Practice Problem Link: Next Greater Element In Sorted Array
Please make sure to try solving the problem yourself before looking at the editorial.
Problem Statement
Given a sorted array and a number key, find the smallest array element which is greater than the key.
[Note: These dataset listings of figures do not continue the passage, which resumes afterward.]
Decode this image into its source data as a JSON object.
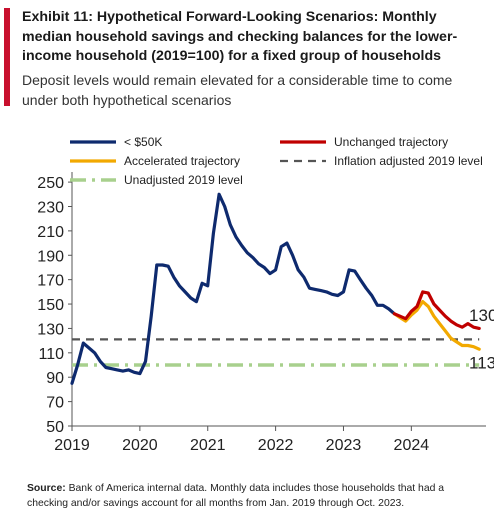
{
  "header": {
    "title": "Exhibit 11: Hypothetical Forward-Looking Scenarios: Monthly median household savings and checking balances for the lower-income household (2019=100) for a fixed group of households",
    "subtitle": "Deposit levels would remain elevated for a considerable time to come under both hypothetical scenarios"
  },
  "footer": {
    "source_label": "Source:",
    "source_text": "Bank of America internal data. Monthly data includes those households that had a checking and/or savings account for all months from Jan. 2019 through Oct. 2023."
  },
  "colors": {
    "accent": "#c8102e",
    "main_series": "#0e2a6e",
    "unchanged": "#c00000",
    "accelerated": "#f2a900",
    "inflation_line": "#555555",
    "unadjusted_line": "#a8d08d"
  },
  "chart_data": {
    "type": "line",
    "x_ticks": [
      "2019",
      "2020",
      "2021",
      "2022",
      "2023",
      "2024"
    ],
    "y_ticks": [
      50,
      70,
      90,
      110,
      130,
      150,
      170,
      190,
      210,
      230,
      250
    ],
    "ylim": [
      50,
      255
    ],
    "xlim": [
      2019.0,
      2025.1
    ],
    "grid": false,
    "legend_position": "top",
    "legend": [
      {
        "label": "< $50K",
        "key": "main",
        "style": "solid"
      },
      {
        "label": "Unchanged trajectory",
        "key": "unchanged",
        "style": "solid"
      },
      {
        "label": "Accelerated trajectory",
        "key": "accelerated",
        "style": "solid"
      },
      {
        "label": "Inflation adjusted 2019 level",
        "key": "inflation",
        "style": "dashed"
      },
      {
        "label": "Unadjusted 2019 level",
        "key": "unadjusted",
        "style": "dashdot"
      }
    ],
    "series": [
      {
        "name": "< $50K",
        "key": "main",
        "x": [
          2019.0,
          2019.083,
          2019.167,
          2019.25,
          2019.333,
          2019.417,
          2019.5,
          2019.583,
          2019.667,
          2019.75,
          2019.833,
          2019.917,
          2020.0,
          2020.083,
          2020.167,
          2020.25,
          2020.333,
          2020.417,
          2020.5,
          2020.583,
          2020.667,
          2020.75,
          2020.833,
          2020.917,
          2021.0,
          2021.083,
          2021.167,
          2021.25,
          2021.333,
          2021.417,
          2021.5,
          2021.583,
          2021.667,
          2021.75,
          2021.833,
          2021.917,
          2022.0,
          2022.083,
          2022.167,
          2022.25,
          2022.333,
          2022.417,
          2022.5,
          2022.583,
          2022.667,
          2022.75,
          2022.833,
          2022.917,
          2023.0,
          2023.083,
          2023.167,
          2023.25,
          2023.333,
          2023.417,
          2023.5,
          2023.583,
          2023.667,
          2023.75
        ],
        "y": [
          85,
          100,
          118,
          114,
          110,
          103,
          98,
          97,
          96,
          95,
          96,
          94,
          93,
          103,
          140,
          182,
          182,
          181,
          172,
          165,
          160,
          155,
          152,
          167,
          165,
          208,
          240,
          230,
          215,
          205,
          198,
          192,
          188,
          183,
          180,
          175,
          178,
          197,
          200,
          190,
          178,
          172,
          163,
          162,
          161,
          160,
          158,
          157,
          160,
          178,
          177,
          170,
          163,
          157,
          149,
          149,
          146,
          142
        ]
      },
      {
        "name": "Unchanged trajectory",
        "key": "unchanged",
        "x": [
          2023.75,
          2023.833,
          2023.917,
          2024.0,
          2024.083,
          2024.167,
          2024.25,
          2024.333,
          2024.417,
          2024.5,
          2024.583,
          2024.667,
          2024.75,
          2024.833,
          2024.917,
          2025.0
        ],
        "y": [
          142,
          140,
          138,
          144,
          148,
          160,
          159,
          150,
          145,
          140,
          136,
          133,
          131,
          134,
          131,
          130
        ]
      },
      {
        "name": "Accelerated trajectory",
        "key": "accelerated",
        "x": [
          2023.75,
          2023.833,
          2023.917,
          2024.0,
          2024.083,
          2024.167,
          2024.25,
          2024.333,
          2024.417,
          2024.5,
          2024.583,
          2024.667,
          2024.75,
          2024.833,
          2024.917,
          2025.0
        ],
        "y": [
          142,
          139,
          136,
          141,
          145,
          152,
          148,
          140,
          134,
          128,
          122,
          119,
          116,
          116,
          115,
          113
        ]
      },
      {
        "name": "Inflation adjusted 2019 level",
        "key": "inflation",
        "x": [
          2019.0,
          2025.0
        ],
        "y": [
          121,
          121
        ]
      },
      {
        "name": "Unadjusted 2019 level",
        "key": "unadjusted",
        "x": [
          2019.0,
          2025.0
        ],
        "y": [
          100,
          100
        ]
      }
    ],
    "annotations": [
      {
        "text": "130",
        "x": 2024.85,
        "y": 136
      },
      {
        "text": "113",
        "x": 2024.85,
        "y": 97
      }
    ]
  }
}
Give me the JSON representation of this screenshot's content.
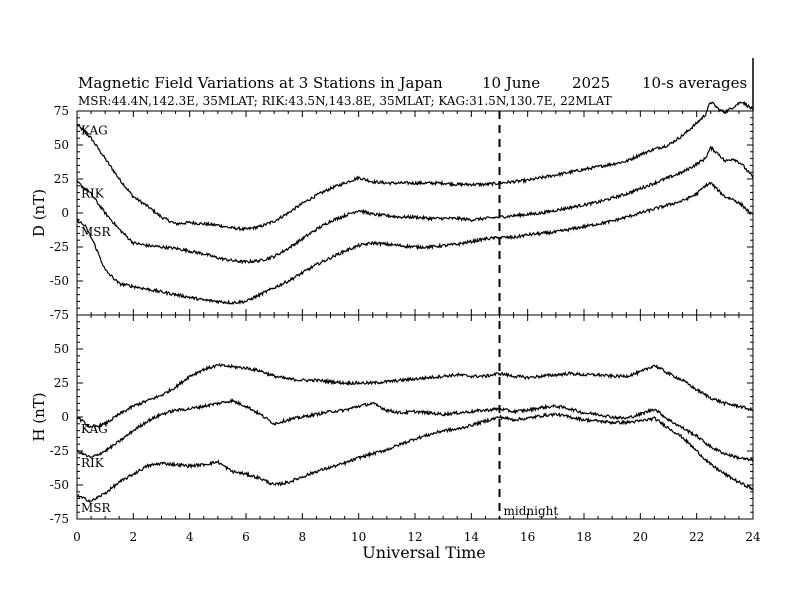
{
  "chart_data": {
    "type": "line",
    "title": "Magnetic Field Variations at 3 Stations in Japan",
    "date": "10 June",
    "year": "2025",
    "averaging": "10-s averages",
    "subtitle": "MSR:44.4N,142.3E, 35MLAT;  RIK:43.5N,143.8E, 35MLAT;  KAG:31.5N,130.7E, 22MLAT",
    "xlabel": "Universal Time",
    "xlim": [
      0,
      24
    ],
    "xticks": [
      0,
      2,
      4,
      6,
      8,
      10,
      12,
      14,
      16,
      18,
      20,
      22,
      24
    ],
    "annotation": {
      "x": 15,
      "label": "midnight"
    },
    "panels": [
      {
        "ylabel": "D (nT)",
        "ylim": [
          -75,
          75
        ],
        "yticks": [
          75,
          50,
          25,
          0,
          -25,
          -50,
          -75
        ],
        "series": [
          {
            "name": "KAG",
            "x": [
              0,
              0.5,
              1,
              1.5,
              2,
              2.5,
              3,
              3.5,
              4,
              4.5,
              5,
              5.5,
              6,
              6.5,
              7,
              7.5,
              8,
              8.5,
              9,
              9.5,
              10,
              10.5,
              11,
              11.5,
              12,
              12.5,
              13,
              13.5,
              14,
              14.5,
              15,
              15.5,
              16,
              16.5,
              17,
              17.5,
              18,
              18.5,
              19,
              19.5,
              20,
              20.5,
              21,
              21.5,
              22,
              22.3,
              22.5,
              22.8,
              23,
              23.3,
              23.6,
              24
            ],
            "values": [
              65,
              55,
              40,
              25,
              12,
              5,
              -3,
              -8,
              -7,
              -8,
              -9,
              -11,
              -12,
              -10,
              -6,
              0,
              7,
              13,
              18,
              22,
              26,
              23,
              22,
              22,
              22,
              22,
              22,
              21,
              21,
              21,
              22,
              23,
              24,
              26,
              28,
              30,
              32,
              34,
              36,
              38,
              43,
              47,
              50,
              57,
              66,
              72,
              82,
              76,
              74,
              78,
              82,
              76
            ]
          },
          {
            "name": "RIK",
            "x": [
              0,
              0.5,
              1,
              1.5,
              2,
              2.5,
              3,
              3.5,
              4,
              4.5,
              5,
              5.5,
              6,
              6.5,
              7,
              7.5,
              8,
              8.5,
              9,
              9.5,
              10,
              10.5,
              11,
              11.5,
              12,
              12.5,
              13,
              13.5,
              14,
              14.5,
              15,
              15.5,
              16,
              16.5,
              17,
              17.5,
              18,
              18.5,
              19,
              19.5,
              20,
              20.5,
              21,
              21.5,
              22,
              22.3,
              22.5,
              22.8,
              23,
              23.3,
              23.6,
              24
            ],
            "values": [
              23,
              14,
              0,
              -12,
              -22,
              -24,
              -25,
              -26,
              -28,
              -30,
              -33,
              -35,
              -36,
              -35,
              -32,
              -26,
              -19,
              -12,
              -6,
              -2,
              2,
              -1,
              -2,
              -3,
              -3,
              -4,
              -4,
              -4,
              -5,
              -4,
              -3,
              -2,
              -1,
              0,
              2,
              4,
              6,
              8,
              11,
              14,
              18,
              22,
              26,
              30,
              36,
              40,
              48,
              43,
              38,
              40,
              36,
              26
            ]
          },
          {
            "name": "MSR",
            "x": [
              0,
              0.3,
              0.6,
              1,
              1.5,
              2,
              2.5,
              3,
              3.5,
              4,
              4.5,
              5,
              5.5,
              6,
              6.5,
              7,
              7.5,
              8,
              8.5,
              9,
              9.5,
              10,
              10.5,
              11,
              11.5,
              12,
              12.5,
              13,
              13.5,
              14,
              14.5,
              15,
              15.5,
              16,
              16.5,
              17,
              17.5,
              18,
              18.5,
              19,
              19.5,
              20,
              20.5,
              21,
              21.5,
              22,
              22.3,
              22.5,
              22.8,
              23,
              23.3,
              23.6,
              24
            ],
            "values": [
              -5,
              -10,
              -22,
              -42,
              -52,
              -54,
              -56,
              -58,
              -60,
              -62,
              -64,
              -65,
              -66,
              -65,
              -60,
              -55,
              -50,
              -44,
              -38,
              -33,
              -28,
              -24,
              -22,
              -23,
              -24,
              -25,
              -25,
              -24,
              -23,
              -21,
              -19,
              -18,
              -18,
              -16,
              -15,
              -14,
              -12,
              -10,
              -8,
              -6,
              -3,
              0,
              3,
              6,
              9,
              14,
              20,
              22,
              16,
              12,
              10,
              6,
              -2
            ]
          }
        ]
      },
      {
        "ylabel": "H (nT)",
        "ylim": [
          -75,
          75
        ],
        "yticks": [
          50,
          25,
          0,
          -25,
          -50,
          -75
        ],
        "series": [
          {
            "name": "KAG",
            "x": [
              0,
              0.5,
              1,
              1.5,
              2,
              2.5,
              3,
              3.5,
              4,
              4.5,
              5,
              5.5,
              6,
              6.5,
              7,
              7.5,
              8,
              8.5,
              9,
              9.5,
              10,
              10.5,
              11,
              11.5,
              12,
              12.5,
              13,
              13.5,
              14,
              14.5,
              15,
              15.5,
              16,
              16.5,
              17,
              17.5,
              18,
              18.5,
              19,
              19.5,
              20,
              20.5,
              21,
              21.5,
              22,
              22.5,
              23,
              23.5,
              24
            ],
            "values": [
              0,
              -8,
              -5,
              2,
              8,
              12,
              16,
              22,
              30,
              35,
              38,
              37,
              36,
              34,
              30,
              28,
              27,
              27,
              26,
              25,
              25,
              25,
              26,
              27,
              28,
              29,
              30,
              31,
              30,
              30,
              32,
              30,
              29,
              30,
              31,
              32,
              31,
              31,
              30,
              30,
              33,
              38,
              32,
              27,
              20,
              14,
              10,
              8,
              5
            ]
          },
          {
            "name": "RIK",
            "x": [
              0,
              0.5,
              1,
              1.5,
              2,
              2.5,
              3,
              3.5,
              4,
              4.5,
              5,
              5.5,
              6,
              6.5,
              7,
              7.5,
              8,
              8.5,
              9,
              9.5,
              10,
              10.5,
              11,
              11.5,
              12,
              12.5,
              13,
              13.5,
              14,
              14.5,
              15,
              15.5,
              16,
              16.5,
              17,
              17.5,
              18,
              18.5,
              19,
              19.5,
              20,
              20.5,
              21,
              21.5,
              22,
              22.5,
              23,
              23.5,
              24
            ],
            "values": [
              -25,
              -30,
              -25,
              -18,
              -10,
              -3,
              2,
              5,
              6,
              8,
              10,
              12,
              8,
              2,
              -5,
              -2,
              0,
              2,
              4,
              5,
              8,
              10,
              5,
              3,
              4,
              3,
              2,
              3,
              4,
              5,
              6,
              4,
              5,
              7,
              8,
              6,
              3,
              2,
              0,
              -1,
              2,
              6,
              -2,
              -8,
              -14,
              -22,
              -27,
              -30,
              -32
            ]
          },
          {
            "name": "MSR",
            "x": [
              0,
              0.5,
              1,
              1.5,
              2,
              2.5,
              3,
              3.5,
              4,
              4.5,
              5,
              5.5,
              6,
              6.5,
              7,
              7.5,
              8,
              8.5,
              9,
              9.5,
              10,
              10.5,
              11,
              11.5,
              12,
              12.5,
              13,
              13.5,
              14,
              14.5,
              15,
              15.5,
              16,
              16.5,
              17,
              17.5,
              18,
              18.5,
              19,
              19.5,
              20,
              20.5,
              21,
              21.5,
              22,
              22.5,
              23,
              23.5,
              24
            ],
            "values": [
              -58,
              -62,
              -56,
              -48,
              -42,
              -36,
              -34,
              -35,
              -36,
              -35,
              -33,
              -40,
              -42,
              -45,
              -50,
              -48,
              -44,
              -40,
              -37,
              -34,
              -30,
              -27,
              -24,
              -20,
              -16,
              -13,
              -10,
              -9,
              -6,
              -3,
              0,
              -2,
              -1,
              1,
              2,
              0,
              -2,
              -3,
              -4,
              -4,
              -3,
              -1,
              -8,
              -15,
              -25,
              -35,
              -42,
              -48,
              -53
            ]
          }
        ]
      }
    ]
  }
}
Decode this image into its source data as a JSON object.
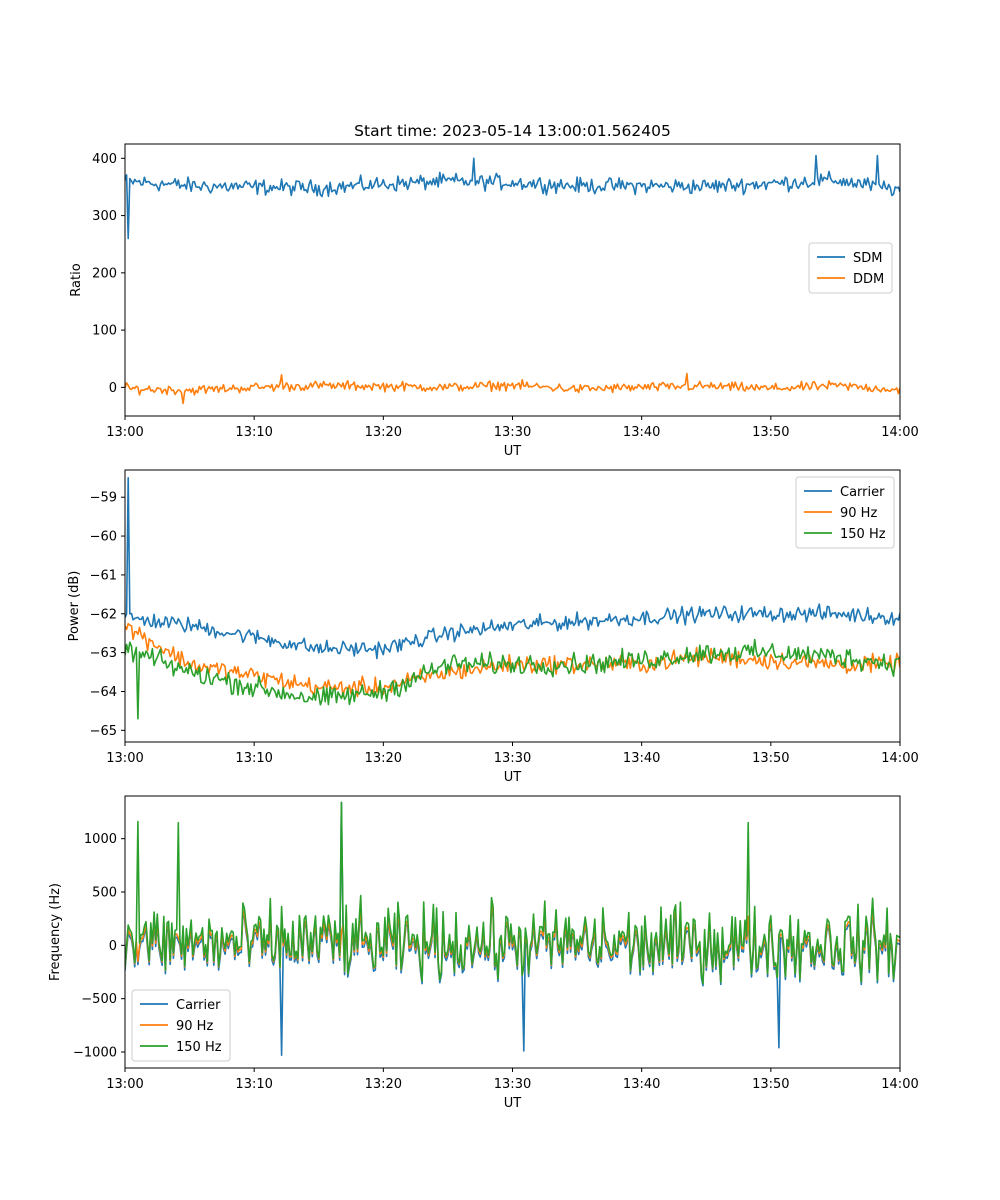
{
  "chart_data": [
    {
      "type": "line",
      "title": "Start time: 2023-05-14 13:00:01.562405",
      "xlabel": "UT",
      "ylabel": "Ratio",
      "xlim": [
        "13:00",
        "14:00"
      ],
      "xticks": [
        "13:00",
        "13:10",
        "13:20",
        "13:30",
        "13:40",
        "13:50",
        "14:00"
      ],
      "ylim": [
        -50,
        425
      ],
      "yticks": [
        0,
        100,
        200,
        300,
        400
      ],
      "grid": false,
      "legend_position": "center-right",
      "x_times": [
        "13:00:00",
        "13:05:00",
        "13:10:00",
        "13:15:00",
        "13:20:00",
        "13:25:00",
        "13:30:00",
        "13:35:00",
        "13:40:00",
        "13:45:00",
        "13:50:00",
        "13:55:00",
        "14:00:00"
      ],
      "series": [
        {
          "name": "SDM",
          "color": "#1f77b4",
          "mean": 355,
          "amplitude": 20,
          "spikes": [
            [
              "13:00:14",
              260
            ],
            [
              "13:27:00",
              400
            ],
            [
              "13:53:30",
              405
            ],
            [
              "13:58:15",
              405
            ]
          ],
          "values": [
            360,
            352,
            350,
            348,
            355,
            360,
            358,
            352,
            352,
            351,
            356,
            362,
            345
          ]
        },
        {
          "name": "DDM",
          "color": "#ff7f0e",
          "mean": 0,
          "amplitude": 12,
          "spikes": [
            [
              "13:04:30",
              -28
            ],
            [
              "13:12:10",
              22
            ],
            [
              "13:43:30",
              24
            ]
          ],
          "values": [
            -2,
            -5,
            0,
            3,
            2,
            0,
            4,
            -3,
            0,
            2,
            -2,
            3,
            -4
          ]
        }
      ]
    },
    {
      "type": "line",
      "title": "",
      "xlabel": "UT",
      "ylabel": "Power (dB)",
      "xlim": [
        "13:00",
        "14:00"
      ],
      "xticks": [
        "13:00",
        "13:10",
        "13:20",
        "13:30",
        "13:40",
        "13:50",
        "14:00"
      ],
      "ylim": [
        -65.3,
        -58.3
      ],
      "yticks": [
        -59,
        -60,
        -61,
        -62,
        -63,
        -64,
        -65
      ],
      "grid": false,
      "legend_position": "top-right",
      "x_times": [
        "13:00:00",
        "13:05:00",
        "13:10:00",
        "13:15:00",
        "13:20:00",
        "13:25:00",
        "13:30:00",
        "13:35:00",
        "13:40:00",
        "13:45:00",
        "13:50:00",
        "13:55:00",
        "14:00:00"
      ],
      "series": [
        {
          "name": "Carrier",
          "color": "#1f77b4",
          "amplitude": 0.3,
          "spikes": [
            [
              "13:00:15",
              -58.5
            ]
          ],
          "values": [
            -62.1,
            -62.3,
            -62.6,
            -62.9,
            -62.9,
            -62.5,
            -62.3,
            -62.2,
            -62.1,
            -62.0,
            -62.0,
            -62.0,
            -62.1
          ]
        },
        {
          "name": "90 Hz",
          "color": "#ff7f0e",
          "amplitude": 0.35,
          "spikes": [],
          "values": [
            -62.3,
            -63.3,
            -63.6,
            -63.9,
            -63.9,
            -63.5,
            -63.3,
            -63.3,
            -63.3,
            -63.1,
            -63.2,
            -63.3,
            -63.3
          ]
        },
        {
          "name": "150 Hz",
          "color": "#2ca02c",
          "amplitude": 0.4,
          "spikes": [
            [
              "13:01:00",
              -64.7
            ]
          ],
          "values": [
            -62.9,
            -63.5,
            -63.9,
            -64.2,
            -64.0,
            -63.3,
            -63.3,
            -63.3,
            -63.2,
            -63.0,
            -63.0,
            -63.1,
            -63.3
          ]
        }
      ]
    },
    {
      "type": "line",
      "title": "",
      "xlabel": "UT",
      "ylabel": "Frequency (Hz)",
      "xlim": [
        "13:00",
        "14:00"
      ],
      "xticks": [
        "13:00",
        "13:10",
        "13:20",
        "13:30",
        "13:40",
        "13:50",
        "14:00"
      ],
      "ylim": [
        -1150,
        1400
      ],
      "yticks": [
        1000,
        500,
        0,
        -500,
        -1000
      ],
      "grid": false,
      "legend_position": "lower-left",
      "x_times": [
        "13:00:00",
        "13:05:00",
        "13:10:00",
        "13:15:00",
        "13:20:00",
        "13:25:00",
        "13:30:00",
        "13:35:00",
        "13:40:00",
        "13:45:00",
        "13:50:00",
        "13:55:00",
        "14:00:00"
      ],
      "series": [
        {
          "name": "Carrier",
          "color": "#1f77b4",
          "offset": -60,
          "amplitude": 450,
          "spikes": [
            [
              "13:12:10",
              -1030
            ],
            [
              "13:16:45",
              1340
            ],
            [
              "13:30:50",
              -990
            ],
            [
              "13:50:40",
              -960
            ]
          ],
          "values": [
            50,
            40,
            30,
            60,
            20,
            40,
            30,
            40,
            20,
            40,
            30,
            40,
            20
          ]
        },
        {
          "name": "90 Hz",
          "color": "#ff7f0e",
          "offset": -30,
          "amplitude": 450,
          "spikes": [],
          "values": [
            50,
            40,
            30,
            60,
            20,
            40,
            30,
            40,
            20,
            40,
            30,
            40,
            20
          ]
        },
        {
          "name": "150 Hz",
          "color": "#2ca02c",
          "offset": 0,
          "amplitude": 500,
          "spikes": [
            [
              "13:01:00",
              1160
            ],
            [
              "13:04:10",
              1150
            ],
            [
              "13:16:45",
              1340
            ],
            [
              "13:48:15",
              1150
            ]
          ],
          "values": [
            50,
            40,
            30,
            60,
            20,
            40,
            30,
            40,
            20,
            40,
            30,
            40,
            20
          ]
        }
      ]
    }
  ]
}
If the key is greater than or equal to the largest element then return the key itself.
Naive Approach
The simple solution is to traverse the array and return the first element greater than key.
Analysis
- Time Complexity:
O(n) - Auxiliary Space Complexity:
O(1)
Implementation
C++
int getNextGreaterElement(vector<int> &arr, int key) {
int n = arr.size();
if (arr[n - 1] <= key) {
return key;
}
for (int i = 0; i < n; i++) {
if (arr[i] > key) {
return arr[i];
}
}
}Java
class Solution {
int getNextGreaterElement (int[] arr, int key) {
int n = arr.length;
if (arr[n - 1] <= key) {
return key;
}
for (int i = 0; i < n; i++) {
if (arr[i] > key) {
return arr[i];
}
}
return 0;
}
}Optimal Approach
The problem can be solved efficiently using binary search to find the element just greater than the key.
Analysis
- Time Complexity:
O(log(n)) - Auxiliary Space Complexity:
O(1)
Implementation
C++
int binarySearch (vector<int> &arr, int low, int high, int key) {
if(low < high) {
int mid = (high + low) / 2;
if (arr[mid] <= key) {
return binarySearch (arr, mid + 1, high, key);
} else {
return binarySearch (arr, low, mid, key);
}
}
else {
return arr[low];
}
}
int getNextGreaterElement(vector<int> &arr, int key) {
int n = arr.size();
if (arr[n - 1] <= key) {
return key;
}
return binarySearch (arr, 0, n - 1, key);
}Java
class Solution {
int binarySearch (int[] arr, int low, int high, int key) {
if(low < high) {
int mid = (high + low) / 2;
if (arr[mid] <= key) {
return binarySearch (arr, mid + 1, high, key);
} else {
return binarySearch (arr, low, mid, key);
}
}
else {
return arr[low];
}
}
int getNextGreaterElement (int[] arr, int key) {
int n = arr.length;
if (arr[n - 1] <= key) {
return key;
}
return binarySearch (arr, 0, n - 1, key);
}
}